En fait, si certains films de Jean-Pierre Thorn sont sortis à contretemps, le cinéaste et le citoyen ont souvent été en symbiose avec leur époque, parfois en avance sur celle-ci. Au début des années 80, alors qu'il est permanent syndical de la section audiovisuelle de la CFDT (avant d'être écarté de la confédération), il est un des premiers à s'intéresser à la création vidéo en relation avec les comités d'entreprise.
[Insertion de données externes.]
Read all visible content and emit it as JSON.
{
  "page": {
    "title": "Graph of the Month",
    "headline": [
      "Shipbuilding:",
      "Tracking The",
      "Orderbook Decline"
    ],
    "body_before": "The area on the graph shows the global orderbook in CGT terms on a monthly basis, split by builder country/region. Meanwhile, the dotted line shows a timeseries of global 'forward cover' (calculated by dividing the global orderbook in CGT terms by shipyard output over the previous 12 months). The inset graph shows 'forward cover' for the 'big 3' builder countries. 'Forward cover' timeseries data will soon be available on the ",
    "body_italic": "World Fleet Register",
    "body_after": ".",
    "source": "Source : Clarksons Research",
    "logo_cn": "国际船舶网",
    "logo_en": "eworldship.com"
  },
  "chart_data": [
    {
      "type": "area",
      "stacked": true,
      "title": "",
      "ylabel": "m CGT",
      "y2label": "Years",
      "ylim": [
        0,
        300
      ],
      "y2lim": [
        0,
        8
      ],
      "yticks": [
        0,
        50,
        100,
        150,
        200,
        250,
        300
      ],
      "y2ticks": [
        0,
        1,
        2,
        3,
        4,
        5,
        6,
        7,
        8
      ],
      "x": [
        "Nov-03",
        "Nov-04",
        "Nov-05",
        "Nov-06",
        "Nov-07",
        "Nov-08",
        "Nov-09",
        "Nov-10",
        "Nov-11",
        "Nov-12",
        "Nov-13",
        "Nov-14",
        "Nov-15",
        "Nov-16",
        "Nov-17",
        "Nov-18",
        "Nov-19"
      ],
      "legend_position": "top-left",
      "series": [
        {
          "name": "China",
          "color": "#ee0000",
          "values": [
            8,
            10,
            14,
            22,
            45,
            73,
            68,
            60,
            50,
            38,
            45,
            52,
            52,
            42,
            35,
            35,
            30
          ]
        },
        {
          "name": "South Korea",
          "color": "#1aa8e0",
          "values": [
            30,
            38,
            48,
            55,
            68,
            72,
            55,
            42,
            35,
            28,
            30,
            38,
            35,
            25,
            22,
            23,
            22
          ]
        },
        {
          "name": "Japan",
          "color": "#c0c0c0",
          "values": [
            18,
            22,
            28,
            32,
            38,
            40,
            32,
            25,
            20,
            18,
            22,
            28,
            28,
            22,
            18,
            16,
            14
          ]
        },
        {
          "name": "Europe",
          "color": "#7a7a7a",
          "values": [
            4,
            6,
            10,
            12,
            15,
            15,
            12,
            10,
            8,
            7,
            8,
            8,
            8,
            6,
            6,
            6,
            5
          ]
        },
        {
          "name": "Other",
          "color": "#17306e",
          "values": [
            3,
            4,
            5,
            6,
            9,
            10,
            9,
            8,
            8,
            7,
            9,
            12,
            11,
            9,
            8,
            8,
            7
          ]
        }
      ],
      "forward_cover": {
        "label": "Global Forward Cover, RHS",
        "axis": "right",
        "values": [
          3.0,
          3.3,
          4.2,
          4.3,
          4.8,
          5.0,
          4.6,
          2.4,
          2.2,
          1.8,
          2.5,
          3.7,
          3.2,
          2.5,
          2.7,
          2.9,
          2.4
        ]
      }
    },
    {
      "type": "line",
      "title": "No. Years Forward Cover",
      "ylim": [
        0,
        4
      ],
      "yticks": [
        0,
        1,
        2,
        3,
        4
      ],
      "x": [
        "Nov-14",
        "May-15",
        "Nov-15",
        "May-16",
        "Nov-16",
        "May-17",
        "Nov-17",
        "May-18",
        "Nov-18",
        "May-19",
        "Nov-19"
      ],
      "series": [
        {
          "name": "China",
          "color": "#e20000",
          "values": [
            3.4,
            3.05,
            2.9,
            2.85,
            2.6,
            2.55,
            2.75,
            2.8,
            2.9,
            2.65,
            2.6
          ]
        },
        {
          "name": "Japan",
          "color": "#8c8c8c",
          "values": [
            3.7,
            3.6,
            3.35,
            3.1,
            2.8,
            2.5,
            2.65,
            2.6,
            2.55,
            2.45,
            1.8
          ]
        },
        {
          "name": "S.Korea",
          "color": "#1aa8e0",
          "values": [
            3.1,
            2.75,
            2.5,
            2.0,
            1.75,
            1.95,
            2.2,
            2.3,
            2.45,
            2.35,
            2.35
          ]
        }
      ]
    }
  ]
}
Il organise également, en réussissant à faire collaborer la CGT et la CFDT sur Nantes et Saint-Nazaire, un festival de vidéo des organisations ouvrières. 
Jean-Pierre Thorn est ainsi de ceux qui prouvent, par leurs actes et par leurs films, même s'il n'aime guère l'expression, que les mots "cinéastes" et"militants" ne sont parfois pas incompatibles. Au contraire.